Sem colocar-se publicamente como candidato à Presidência no pleito do ano que vem, Doria avaliou que a CoronaVac, cuja aplicação começou em janeiro em São Paulo em evento com a presença do governador que deu a largada na campanha nacional de vacinação contra a Covid-19, ajudou a nacionalizar seu nome. Recentemente, o ex-presidente Fernando Henrique Cardoso, principal liderança histórica do PSDB, afirmou que Doria precisa tornar-se um nome nacional para se credenciar à disputa ao Planalto.
"Veja como a dinâmica da política é muito rápida. Três meses atrás não se imaginaria que eu pudesse ter o nome nacionalizado tão rapidamente sem sequer viajar", disse.

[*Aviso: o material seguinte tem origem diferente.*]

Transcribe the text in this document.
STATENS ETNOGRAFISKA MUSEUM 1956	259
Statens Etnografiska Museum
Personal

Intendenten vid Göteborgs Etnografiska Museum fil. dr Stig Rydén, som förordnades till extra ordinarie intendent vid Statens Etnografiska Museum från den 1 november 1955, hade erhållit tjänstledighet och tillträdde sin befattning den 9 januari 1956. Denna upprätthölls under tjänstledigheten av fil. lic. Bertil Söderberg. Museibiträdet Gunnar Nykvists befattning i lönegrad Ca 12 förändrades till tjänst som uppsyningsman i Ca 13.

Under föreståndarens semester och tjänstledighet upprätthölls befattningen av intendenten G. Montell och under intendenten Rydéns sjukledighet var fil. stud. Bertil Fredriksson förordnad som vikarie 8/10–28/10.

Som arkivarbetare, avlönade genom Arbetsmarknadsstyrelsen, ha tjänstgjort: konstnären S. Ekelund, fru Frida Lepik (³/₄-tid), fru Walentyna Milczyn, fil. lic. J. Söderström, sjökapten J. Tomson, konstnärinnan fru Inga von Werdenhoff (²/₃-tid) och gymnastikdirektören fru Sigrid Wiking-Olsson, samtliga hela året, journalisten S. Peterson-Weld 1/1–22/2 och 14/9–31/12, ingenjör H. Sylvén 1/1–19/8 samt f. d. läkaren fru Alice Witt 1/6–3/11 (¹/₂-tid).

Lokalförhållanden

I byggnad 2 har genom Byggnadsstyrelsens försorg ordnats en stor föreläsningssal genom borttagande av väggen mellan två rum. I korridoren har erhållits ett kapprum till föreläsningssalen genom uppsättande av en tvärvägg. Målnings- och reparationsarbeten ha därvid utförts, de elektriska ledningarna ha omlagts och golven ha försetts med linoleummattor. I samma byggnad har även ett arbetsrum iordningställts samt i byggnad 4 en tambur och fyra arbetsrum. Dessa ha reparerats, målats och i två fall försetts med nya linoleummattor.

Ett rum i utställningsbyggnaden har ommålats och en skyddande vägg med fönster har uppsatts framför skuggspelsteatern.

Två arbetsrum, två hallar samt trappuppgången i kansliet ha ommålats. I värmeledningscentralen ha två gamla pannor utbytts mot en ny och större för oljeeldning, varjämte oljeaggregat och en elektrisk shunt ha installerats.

"Mas o meu nome se nacionalizou rapidamente em todo o país, dadas as circunstâncias de que nós defendemos a ciência, a vida e a vacina. E conseguimos, e devo dizer, vencemos também, porque foi essa a tese vencedora, vitoriosa, de termos uma vacina, de iniciarmos a vacinação."
ALIANÇA PARA 2022
Eleito prefeito de São Paulo em 2016 em primeiro turno, algo inédito na capital paulista em eleições com possibilidade de dois turnos, Doria prometeu que cumpriria o mandato até o final, mas renunciou à prefeitura em 2018 para disputar o governo do Estado e, na ocasião, argumentou que foi compelido por aliados a fazê-lo. Ele não descartou deixar o Palácio dos Bandeirantes no ano que vem nas mesmas circunstâncias para enfrentar Bolsonaro.
"Pode ser", disse. "É cedo para oferecer essa resposta", respondeu o governador, apontando que a prioridade agora deve ser o combate à pandemia.
Ao mesmo tempo, ele aposta que PSDB, MDB e DEM estarão juntos na disputa eleitoral do ano que vem e não descarta ampliar este campo à esquerda.
O vice de Doria, Rodrigo Garcia, é do DEM, ao mesmo tempo que na eleição municipal do ano passado na capital paulista, Bruno Covas (PSDB) foi reeleito tendo um vice do MDB. Doria declarou apoio à candidatura de Baleia Rossi (MDB-SP) à presidência da Câmara dos Deputados em uma postulação patrocinada pelo ex-presidente da Casa, Rodrigo Maia (DEM-RJ).
Baleia foi derrotado ainda em primeiro turno por Arthur Lira (PP-AL), candidato de Bolsonaro que o apoiou abertamente. O DEM desistiu de participar do bloco partidário de apoio ao emedebista e o PSDB flertou com essa possibilidade, mas acabou decidindo manter-se formalmente no grupo. O episódio teria levado Maia a aventar a possibilidade de deixar o DEM.
"Eu confio que, para as eleições de 2022, nós teremos de fato uma aliança entre o PSDB, o MDB sob liderança do deputado Baleia Rossi, e o DEM, ou o sucessor do DEM. O DEM vive uma situação anômala, uma situação diferenciada neste momento, talvez com a saída de alguns de seus líderes", avaliou,
"Mas seja num novo partido decorrente disso, ou estabilizado e pacificado o próprio DEM, eu acredito que estaremos juntos para formar uma grande aliança pelo Brasil para as eleições presidenciais de 2022", acrescentou.
Sobre seu próprio partido, Doria defendeu que a legenda se reúna nos próximos meses para deliberar sobre os posicionamentos da sigla "para que tenhamos princípios, altivez e sobretudo a história e a biografia do PSDB preservadas".